Amore vero – Capitolo IV

pic3b9-sc3b92

-3 Josh

Si avvicinò un uomo e mise una mano sulla spalla di Daisy e una sulla mia. Notai che nel bar, tirati a lucido più del solito, c’erano altri vestiti come lui, e mille domande mi cominciarono a frullare in testa. Era dalle nove meno un quarto che ero da “Goodmorning” e avevo passato in rassegna ogni viso, ogni abito, e sono sicuro che non ci fossero, prima, queste persone vestite tutte uguali. Riconobbi due signore anziane che erano sedute di fronte a me, riconobbi la ragazza che leggeva il libro, il ragazzo con il computer, ma ero pronto a giurare che nel bar, quella mattina, quegli uomini non c’erano.

Daisy mi afferrò la mano. Ondata di calore. Poi la guardai negli occhi, pieni di paura e incertezze. Le sorrisi, sperando di infonderle un po’ di coraggio. Nella mia vita avevo sempre cercato di essere un ragazzo forte, coraggioso, ma dopo averla vista, aver visto Daisy in quel modo, capii che non dovevo essere forte per me, ma per entrambi. Lei aveva bisogni di me, e io dovevo esserci. Non l’avrei mai abbandonata.

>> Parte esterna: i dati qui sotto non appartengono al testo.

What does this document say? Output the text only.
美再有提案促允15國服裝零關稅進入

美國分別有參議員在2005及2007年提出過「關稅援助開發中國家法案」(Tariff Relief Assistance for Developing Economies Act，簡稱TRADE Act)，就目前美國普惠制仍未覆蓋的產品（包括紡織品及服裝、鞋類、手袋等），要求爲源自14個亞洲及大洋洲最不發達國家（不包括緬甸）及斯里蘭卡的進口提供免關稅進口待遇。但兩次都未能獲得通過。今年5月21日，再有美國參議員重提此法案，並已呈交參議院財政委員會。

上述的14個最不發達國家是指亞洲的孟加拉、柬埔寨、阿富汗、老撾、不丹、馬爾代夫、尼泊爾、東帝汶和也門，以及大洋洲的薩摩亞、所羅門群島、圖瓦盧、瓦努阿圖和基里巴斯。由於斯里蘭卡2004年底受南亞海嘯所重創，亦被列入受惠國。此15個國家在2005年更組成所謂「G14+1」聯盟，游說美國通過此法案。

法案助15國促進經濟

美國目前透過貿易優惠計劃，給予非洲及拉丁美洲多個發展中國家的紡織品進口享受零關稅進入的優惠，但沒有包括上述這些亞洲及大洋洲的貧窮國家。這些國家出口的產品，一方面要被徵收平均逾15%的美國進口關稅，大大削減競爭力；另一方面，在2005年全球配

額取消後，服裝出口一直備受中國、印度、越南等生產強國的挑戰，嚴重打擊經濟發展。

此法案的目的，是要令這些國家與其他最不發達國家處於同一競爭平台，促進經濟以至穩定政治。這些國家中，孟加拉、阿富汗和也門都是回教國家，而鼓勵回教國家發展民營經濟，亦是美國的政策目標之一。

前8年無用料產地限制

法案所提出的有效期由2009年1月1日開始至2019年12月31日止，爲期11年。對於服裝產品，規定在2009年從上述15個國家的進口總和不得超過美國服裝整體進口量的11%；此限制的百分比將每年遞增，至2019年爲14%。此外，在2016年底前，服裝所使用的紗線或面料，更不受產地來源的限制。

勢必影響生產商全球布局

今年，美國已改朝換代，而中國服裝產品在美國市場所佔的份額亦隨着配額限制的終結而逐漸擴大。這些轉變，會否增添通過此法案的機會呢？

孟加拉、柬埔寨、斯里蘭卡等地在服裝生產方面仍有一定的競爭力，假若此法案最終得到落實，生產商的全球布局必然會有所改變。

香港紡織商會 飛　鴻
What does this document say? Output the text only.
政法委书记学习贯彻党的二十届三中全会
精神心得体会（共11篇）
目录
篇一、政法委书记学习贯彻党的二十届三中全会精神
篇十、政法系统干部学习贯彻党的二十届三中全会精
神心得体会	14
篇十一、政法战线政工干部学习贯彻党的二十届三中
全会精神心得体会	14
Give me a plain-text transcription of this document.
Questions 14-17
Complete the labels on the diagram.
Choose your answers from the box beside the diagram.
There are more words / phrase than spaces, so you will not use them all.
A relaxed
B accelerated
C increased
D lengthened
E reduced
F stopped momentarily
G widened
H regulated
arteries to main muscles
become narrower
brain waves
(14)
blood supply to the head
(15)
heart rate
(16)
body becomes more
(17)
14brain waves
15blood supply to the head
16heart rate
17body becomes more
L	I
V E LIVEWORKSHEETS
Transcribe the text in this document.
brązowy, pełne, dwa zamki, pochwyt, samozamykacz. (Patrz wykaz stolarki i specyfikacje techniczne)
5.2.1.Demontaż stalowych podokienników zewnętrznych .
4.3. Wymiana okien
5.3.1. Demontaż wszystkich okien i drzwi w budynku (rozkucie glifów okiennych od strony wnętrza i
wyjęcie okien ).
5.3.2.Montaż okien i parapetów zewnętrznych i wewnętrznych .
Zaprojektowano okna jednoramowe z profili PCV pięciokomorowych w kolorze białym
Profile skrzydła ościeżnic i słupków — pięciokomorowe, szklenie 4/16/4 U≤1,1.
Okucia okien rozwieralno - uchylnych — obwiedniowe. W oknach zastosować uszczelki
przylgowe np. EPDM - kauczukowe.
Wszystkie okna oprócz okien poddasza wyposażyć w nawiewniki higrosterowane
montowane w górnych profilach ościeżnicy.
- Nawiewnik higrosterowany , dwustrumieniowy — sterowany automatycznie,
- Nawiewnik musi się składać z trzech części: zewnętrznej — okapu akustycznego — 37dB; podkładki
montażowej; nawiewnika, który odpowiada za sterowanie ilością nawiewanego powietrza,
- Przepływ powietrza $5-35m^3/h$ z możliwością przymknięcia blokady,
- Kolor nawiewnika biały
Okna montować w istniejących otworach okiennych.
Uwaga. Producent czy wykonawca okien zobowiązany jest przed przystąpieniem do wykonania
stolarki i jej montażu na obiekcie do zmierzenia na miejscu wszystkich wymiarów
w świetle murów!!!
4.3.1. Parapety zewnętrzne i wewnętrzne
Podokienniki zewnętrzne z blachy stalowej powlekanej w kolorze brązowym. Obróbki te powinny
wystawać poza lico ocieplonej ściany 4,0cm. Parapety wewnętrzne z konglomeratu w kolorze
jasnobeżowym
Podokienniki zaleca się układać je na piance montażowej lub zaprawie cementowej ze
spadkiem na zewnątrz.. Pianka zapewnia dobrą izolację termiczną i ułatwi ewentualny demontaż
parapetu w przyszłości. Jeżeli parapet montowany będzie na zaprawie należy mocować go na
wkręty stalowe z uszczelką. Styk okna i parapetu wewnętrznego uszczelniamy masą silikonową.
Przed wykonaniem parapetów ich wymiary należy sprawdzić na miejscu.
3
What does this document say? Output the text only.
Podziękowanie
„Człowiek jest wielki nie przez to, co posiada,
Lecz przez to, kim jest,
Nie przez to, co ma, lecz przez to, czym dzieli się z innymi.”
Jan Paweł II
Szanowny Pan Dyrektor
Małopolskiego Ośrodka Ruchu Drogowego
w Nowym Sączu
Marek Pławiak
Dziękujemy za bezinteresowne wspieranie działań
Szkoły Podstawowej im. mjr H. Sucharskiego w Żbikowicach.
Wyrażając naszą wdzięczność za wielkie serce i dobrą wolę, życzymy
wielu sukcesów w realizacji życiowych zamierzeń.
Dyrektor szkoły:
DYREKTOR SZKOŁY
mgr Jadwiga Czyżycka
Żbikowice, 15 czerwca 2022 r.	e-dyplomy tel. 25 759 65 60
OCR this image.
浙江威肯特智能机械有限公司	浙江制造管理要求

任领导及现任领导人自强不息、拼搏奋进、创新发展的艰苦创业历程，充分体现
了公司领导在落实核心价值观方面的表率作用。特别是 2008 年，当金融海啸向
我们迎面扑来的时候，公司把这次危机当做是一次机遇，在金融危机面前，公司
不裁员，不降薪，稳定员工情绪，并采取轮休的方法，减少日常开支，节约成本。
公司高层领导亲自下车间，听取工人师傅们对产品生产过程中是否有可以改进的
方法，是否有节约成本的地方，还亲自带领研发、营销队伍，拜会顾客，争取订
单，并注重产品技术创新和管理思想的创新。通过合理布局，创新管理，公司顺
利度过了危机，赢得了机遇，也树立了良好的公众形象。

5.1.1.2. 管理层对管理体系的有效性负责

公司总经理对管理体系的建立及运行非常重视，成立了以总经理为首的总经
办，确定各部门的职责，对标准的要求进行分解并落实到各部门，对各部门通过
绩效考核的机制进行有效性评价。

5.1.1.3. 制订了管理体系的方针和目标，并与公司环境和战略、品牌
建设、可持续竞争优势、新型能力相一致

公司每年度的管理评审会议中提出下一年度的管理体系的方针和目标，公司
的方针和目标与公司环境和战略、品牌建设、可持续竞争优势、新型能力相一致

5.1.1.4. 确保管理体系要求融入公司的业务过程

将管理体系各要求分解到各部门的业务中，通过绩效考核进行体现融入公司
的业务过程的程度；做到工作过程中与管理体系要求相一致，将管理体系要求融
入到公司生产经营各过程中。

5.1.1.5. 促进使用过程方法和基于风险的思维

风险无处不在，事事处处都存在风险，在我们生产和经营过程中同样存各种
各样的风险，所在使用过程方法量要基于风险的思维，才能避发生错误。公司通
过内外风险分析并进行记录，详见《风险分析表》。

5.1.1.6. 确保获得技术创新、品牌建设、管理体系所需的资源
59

Poi quell’uomo cominciò a parlarci, dicendo cose senza senso, ma io sarei rimasto ad ascoltare per capire chi fosse costui e quando era arrivato insieme alla sua squadra, se così possiamo chiamarla. Il mio tono era calmo tranquillo, ma in realtà io non lo ero per nulla. Lo facevo per Daisy. Per la mia Primavera.